Wednesday, May 5, 2010

Why I Rarely Eat Out

From the book I'm reading, The Jungle Effect by Daphne Miller, M.D.:
Recently, as I was waiting to use the restroom in my favorite Thai restaurant in San Francisco, I was reminded of [how restaurants can turn healthy food unhealthy]. Tucked back in the kitchen, I spied a huge case of Skippy crunchy peanut butter. So this was the secret ingredient in all those peanut dishes! Thai recipes that were originally meant to include whole peanuts, rich in monounsaturated fats and protein, now contained Skippy, a nut butter mixed with other manipulated fats, that happens to have sugar as its second ingredient. This illustrates how important it is to cook your own foods and do most of your [healthy] eating at home. (p. 20)
Somehow, I began developing a sense a few years ago that, when I sit down in a restaurant, I am at the mercy of the people in the kitchen. Literally, I place my health in their hands. And given what I know (and the Bible says) about human nature, that's not a transaction I'm willing to make easily. To get Skippy peanut butter (sugar, hydrogenated oils) instead of pure nut-based peanut sauce in a Thai restaurant is the refined version of stories that came out a few years ago about teenage cooks spitting in the food (for fun or spite) and picking hamburgers up off the dirty floor and putting them back on the grill at fast food joints.

One assumes that this kind of thing doesn't happen at Chez Panisse or Millennium in San Francisco, or the Candle Cafe or Candle 79 in New York City. But how would one know for sure? This isn't paranoia, it's realism. In all of life, there's a time and place for faith (trust), but not blind faith.

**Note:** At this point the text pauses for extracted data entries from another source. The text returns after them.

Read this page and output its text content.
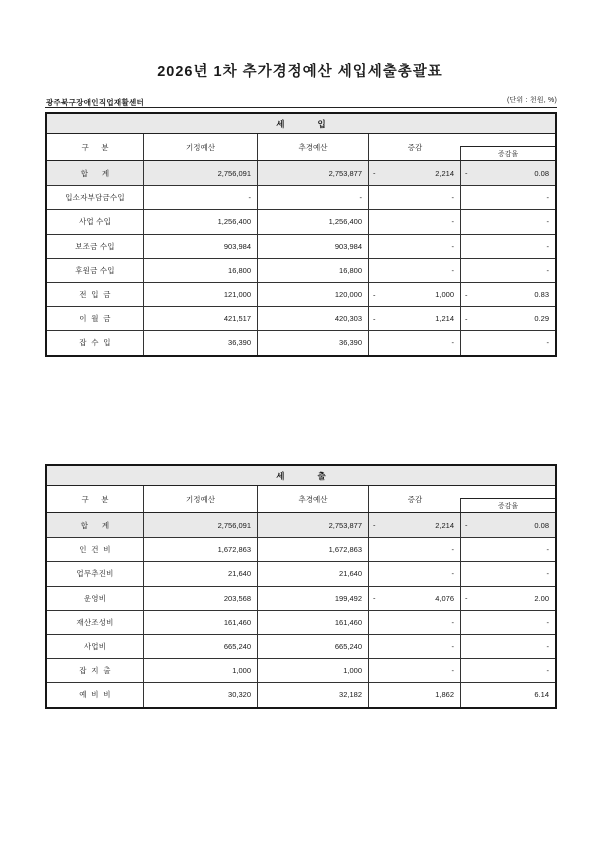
2026년 1차 추가경정예산 세입세출총괄표
광주북구장애인직업재활센터	(단위 : 천원, %)
세              입
구      분	기정예산	추경예산	증감
증감율
합      계	2,756,091	2,753,877 -	2,214 -	0.08
입소자부담금수입	-	-	-	-
사업 수입	1,256,400	1,256,400	-	-
보조금 수입	903,984	903,984	-	-
후원금 수입	16,800	16,800	-	-
전  입  금	121,000	120,000 -	1,000 -	0.83
이  월  금	421,517	420,303 -	1,214 -	0.29
잡  수  입	36,390	36,390	-	-
세              출
구      분	기정예산	추경예산	증감
증감율
합      계	2,756,091	2,753,877 -	2,214 -	0.08
인  건  비	1,672,863	1,672,863	-	-
업무추진비	21,640	21,640	-	-
운영비	203,568	199,492 -	4,076 -	2.00
재산조성비	161,460	161,460	-	-
사업비	665,240	665,240	-	-
잡  지  출	1,000	1,000	-	-
예  비  비	30,320	32,182	1,862	6.14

The guiding principle about wealth is that nobody cares as much about your money as you do, especially when "caring" has a profit motive. And the same can be said about health and food: nobody cares as much about your health as you do—especially when there is money to be made at your expense.

So, get to know your food. Get to know the people who cook your food. And take nothing for granted in an age when the heart of man is demonstrably "deceitful above all things and beyond cure" (Jeremiah 17:9).